Paper No. 3
Presentation Time: 1:30 PM-5:30 PM
PROVENANCE AND GEOCHEMISTRY OF SEDIMENTS IN THE NORTHERN GULF OF CALIFORNIA: RESULTS FROM A DEEP STRATIGRAPHIC RECORD FROM WELL SAMPLES
The age of the earliest deltaic deposits of the Colorado R. in the Salton Through is Early Pliocene (Dorsey et al., 2007). Deltaic deposits prograded over a latest Miocene marine section that includes relatively thick gypsum deposits, which likely predate the arrival of the Colorado R. sands. However, marine microfossils found in industry drill cores from PEMEX in the northern Gulf of California [GoC] suggest a mid Miocene marine incursion (Helenes et al., 2009). To constrain the provenance of sediments in the Wagner, Upper Delfin and Tiburon basins located in the northern GoC and the arrival of Colorado R. sand and mud to these basins, we analyzed trace element and Sm-Nd isotopic composition of 40 shale samples from three exploratory wells with depths ranging from ~5500 to 3200 m. Petrofacies analysis in 25 sandstone samples from wells and 9 samples from modern fluvial sediments from Sonora and Baja California were also accomplished.
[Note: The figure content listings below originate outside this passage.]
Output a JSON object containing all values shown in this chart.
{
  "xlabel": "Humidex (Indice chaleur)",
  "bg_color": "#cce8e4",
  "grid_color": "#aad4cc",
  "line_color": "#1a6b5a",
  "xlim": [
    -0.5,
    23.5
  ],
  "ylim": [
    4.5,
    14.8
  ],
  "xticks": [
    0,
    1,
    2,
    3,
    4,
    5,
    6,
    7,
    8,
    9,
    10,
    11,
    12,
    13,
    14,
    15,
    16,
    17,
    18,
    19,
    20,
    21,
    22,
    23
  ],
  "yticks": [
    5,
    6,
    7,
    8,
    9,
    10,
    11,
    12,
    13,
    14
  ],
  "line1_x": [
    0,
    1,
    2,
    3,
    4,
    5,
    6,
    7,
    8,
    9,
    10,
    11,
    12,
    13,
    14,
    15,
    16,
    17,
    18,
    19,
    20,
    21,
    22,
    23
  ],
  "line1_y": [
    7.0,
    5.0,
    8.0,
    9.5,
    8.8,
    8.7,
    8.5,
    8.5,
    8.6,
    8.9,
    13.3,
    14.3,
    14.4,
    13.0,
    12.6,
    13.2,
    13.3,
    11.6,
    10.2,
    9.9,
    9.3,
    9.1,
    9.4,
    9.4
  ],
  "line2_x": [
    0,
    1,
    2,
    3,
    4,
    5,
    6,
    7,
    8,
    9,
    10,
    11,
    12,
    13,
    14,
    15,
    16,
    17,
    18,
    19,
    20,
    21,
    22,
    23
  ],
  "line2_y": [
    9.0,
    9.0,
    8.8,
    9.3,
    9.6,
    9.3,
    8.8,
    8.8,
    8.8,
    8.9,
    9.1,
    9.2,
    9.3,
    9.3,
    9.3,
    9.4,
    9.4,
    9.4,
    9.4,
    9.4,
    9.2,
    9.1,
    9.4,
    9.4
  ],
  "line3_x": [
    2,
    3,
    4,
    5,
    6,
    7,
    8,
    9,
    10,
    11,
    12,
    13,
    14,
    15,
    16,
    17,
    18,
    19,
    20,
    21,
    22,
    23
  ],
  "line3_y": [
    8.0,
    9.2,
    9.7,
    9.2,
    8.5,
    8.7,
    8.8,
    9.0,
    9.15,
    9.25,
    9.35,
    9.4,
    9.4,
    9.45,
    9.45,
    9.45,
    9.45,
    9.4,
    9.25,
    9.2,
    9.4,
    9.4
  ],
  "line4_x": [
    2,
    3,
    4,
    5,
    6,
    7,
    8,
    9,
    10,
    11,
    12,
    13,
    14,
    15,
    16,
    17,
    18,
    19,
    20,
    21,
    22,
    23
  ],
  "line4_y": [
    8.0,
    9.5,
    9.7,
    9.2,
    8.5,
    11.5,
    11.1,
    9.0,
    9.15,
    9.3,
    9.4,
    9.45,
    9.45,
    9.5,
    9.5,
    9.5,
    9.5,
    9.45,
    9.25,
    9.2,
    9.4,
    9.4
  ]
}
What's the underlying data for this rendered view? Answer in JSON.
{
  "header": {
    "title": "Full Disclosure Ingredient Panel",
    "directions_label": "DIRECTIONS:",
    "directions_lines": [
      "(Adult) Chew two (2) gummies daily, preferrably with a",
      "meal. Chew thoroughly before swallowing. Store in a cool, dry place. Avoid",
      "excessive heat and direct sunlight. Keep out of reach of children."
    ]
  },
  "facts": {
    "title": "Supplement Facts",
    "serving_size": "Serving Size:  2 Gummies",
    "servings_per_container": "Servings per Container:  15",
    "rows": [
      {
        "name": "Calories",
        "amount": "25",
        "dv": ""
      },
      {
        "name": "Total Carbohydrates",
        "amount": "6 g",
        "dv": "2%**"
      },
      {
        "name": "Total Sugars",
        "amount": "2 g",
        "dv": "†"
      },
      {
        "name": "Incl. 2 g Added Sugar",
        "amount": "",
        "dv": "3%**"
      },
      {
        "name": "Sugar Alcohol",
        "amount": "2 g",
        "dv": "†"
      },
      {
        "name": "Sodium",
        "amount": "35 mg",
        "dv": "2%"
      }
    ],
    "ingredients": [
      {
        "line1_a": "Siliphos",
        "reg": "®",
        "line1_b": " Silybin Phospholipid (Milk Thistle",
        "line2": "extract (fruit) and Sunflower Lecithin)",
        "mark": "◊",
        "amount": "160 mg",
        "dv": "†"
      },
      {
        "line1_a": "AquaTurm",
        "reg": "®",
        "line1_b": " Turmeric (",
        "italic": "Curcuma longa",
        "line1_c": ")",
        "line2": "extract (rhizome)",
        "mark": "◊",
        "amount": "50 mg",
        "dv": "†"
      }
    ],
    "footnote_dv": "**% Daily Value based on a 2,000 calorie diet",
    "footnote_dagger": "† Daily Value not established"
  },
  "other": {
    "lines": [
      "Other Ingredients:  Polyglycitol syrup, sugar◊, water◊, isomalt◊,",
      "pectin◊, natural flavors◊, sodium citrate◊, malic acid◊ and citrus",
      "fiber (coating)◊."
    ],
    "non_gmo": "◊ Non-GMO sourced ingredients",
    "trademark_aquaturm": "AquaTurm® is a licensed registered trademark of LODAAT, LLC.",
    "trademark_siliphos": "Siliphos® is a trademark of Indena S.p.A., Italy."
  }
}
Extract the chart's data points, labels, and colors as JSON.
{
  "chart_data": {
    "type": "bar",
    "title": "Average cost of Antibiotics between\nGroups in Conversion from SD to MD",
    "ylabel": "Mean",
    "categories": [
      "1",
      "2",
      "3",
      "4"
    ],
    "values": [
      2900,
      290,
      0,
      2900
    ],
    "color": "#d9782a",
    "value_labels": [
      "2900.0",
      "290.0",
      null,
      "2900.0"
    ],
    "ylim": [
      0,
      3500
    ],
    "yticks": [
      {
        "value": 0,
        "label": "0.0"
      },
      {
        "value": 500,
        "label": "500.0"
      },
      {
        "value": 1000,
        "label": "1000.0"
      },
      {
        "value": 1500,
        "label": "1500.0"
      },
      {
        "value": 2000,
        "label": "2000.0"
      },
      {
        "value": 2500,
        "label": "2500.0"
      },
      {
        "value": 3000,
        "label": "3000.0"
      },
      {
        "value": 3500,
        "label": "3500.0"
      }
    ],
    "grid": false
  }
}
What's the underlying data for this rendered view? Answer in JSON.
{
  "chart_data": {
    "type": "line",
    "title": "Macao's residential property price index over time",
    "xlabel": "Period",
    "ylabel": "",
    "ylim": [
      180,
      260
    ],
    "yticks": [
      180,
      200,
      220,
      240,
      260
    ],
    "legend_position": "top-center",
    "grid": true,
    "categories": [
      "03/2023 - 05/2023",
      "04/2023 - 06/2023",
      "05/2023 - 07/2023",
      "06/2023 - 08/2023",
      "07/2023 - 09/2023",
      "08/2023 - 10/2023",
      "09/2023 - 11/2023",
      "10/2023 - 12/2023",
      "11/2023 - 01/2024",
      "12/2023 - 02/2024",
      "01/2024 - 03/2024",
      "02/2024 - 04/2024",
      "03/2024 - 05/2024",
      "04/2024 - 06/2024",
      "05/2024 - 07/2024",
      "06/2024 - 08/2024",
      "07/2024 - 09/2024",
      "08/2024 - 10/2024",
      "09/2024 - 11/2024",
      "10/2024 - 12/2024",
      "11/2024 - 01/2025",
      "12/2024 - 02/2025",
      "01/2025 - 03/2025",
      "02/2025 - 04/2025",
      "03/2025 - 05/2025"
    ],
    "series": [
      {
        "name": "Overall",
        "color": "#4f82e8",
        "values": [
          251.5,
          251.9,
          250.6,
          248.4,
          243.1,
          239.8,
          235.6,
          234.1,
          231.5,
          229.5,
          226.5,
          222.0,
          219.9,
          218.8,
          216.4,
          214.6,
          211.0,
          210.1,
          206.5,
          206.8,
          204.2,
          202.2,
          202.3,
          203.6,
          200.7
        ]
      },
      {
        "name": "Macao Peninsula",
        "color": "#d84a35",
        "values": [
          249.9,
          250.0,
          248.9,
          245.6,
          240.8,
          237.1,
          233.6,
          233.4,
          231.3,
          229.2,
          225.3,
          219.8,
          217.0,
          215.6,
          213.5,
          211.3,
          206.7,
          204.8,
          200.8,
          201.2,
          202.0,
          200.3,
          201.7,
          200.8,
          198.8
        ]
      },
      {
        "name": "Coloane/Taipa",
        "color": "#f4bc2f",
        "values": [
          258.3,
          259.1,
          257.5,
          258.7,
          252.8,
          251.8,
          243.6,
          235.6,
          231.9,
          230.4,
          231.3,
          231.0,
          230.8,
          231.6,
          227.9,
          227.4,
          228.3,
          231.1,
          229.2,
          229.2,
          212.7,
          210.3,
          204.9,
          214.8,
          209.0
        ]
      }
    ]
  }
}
Three modern source end-members can be defined: (1) modern sediments from the Colorado R. have quartzose petrofacies, older Nd model ages (1666-1316 Ma) and highly negative εNd values (-15.45 - -12.5). Contrasting with sediments from NW Sonora (end-member 2) and from local sources in northern Baja (end-member 3), which include significant volcanic detritus from local syn-rift volcanic fields. End-members 2 and 3 are characterized by a decrease in quartz content, higher lithic fragments, younger Nd model ages (1292-889 Ma) and lower εNd values (-9.46 - -2.01). Sandstone petrofacies and Sm-Nd isotope ratios from well samples varies within a narrower range compared to modern end-members and suggest variation in the relative contribution of each end-member, and/or mixing of terrigenous sediments by marine processes, principally, tides, waves and long-shore currents. The Sm-Nd isotope composition and model ages indicate that modern Colorado R. muds are derived from a more enriched source compared to Pliocene Colorado R. muds. Our preliminary interpretation indicate that modern Colorado R. incise more ancient rocks from the Grand Canyon in Arizona. Older deposits may represent erosion of younger rocks in the Colorado Plateau. Additional petrofacies analysis in progress, will constrain the arrival of Colorado R. sand to the Wagner, Upper Delfin, and possibly to the Tiburon basins in the south.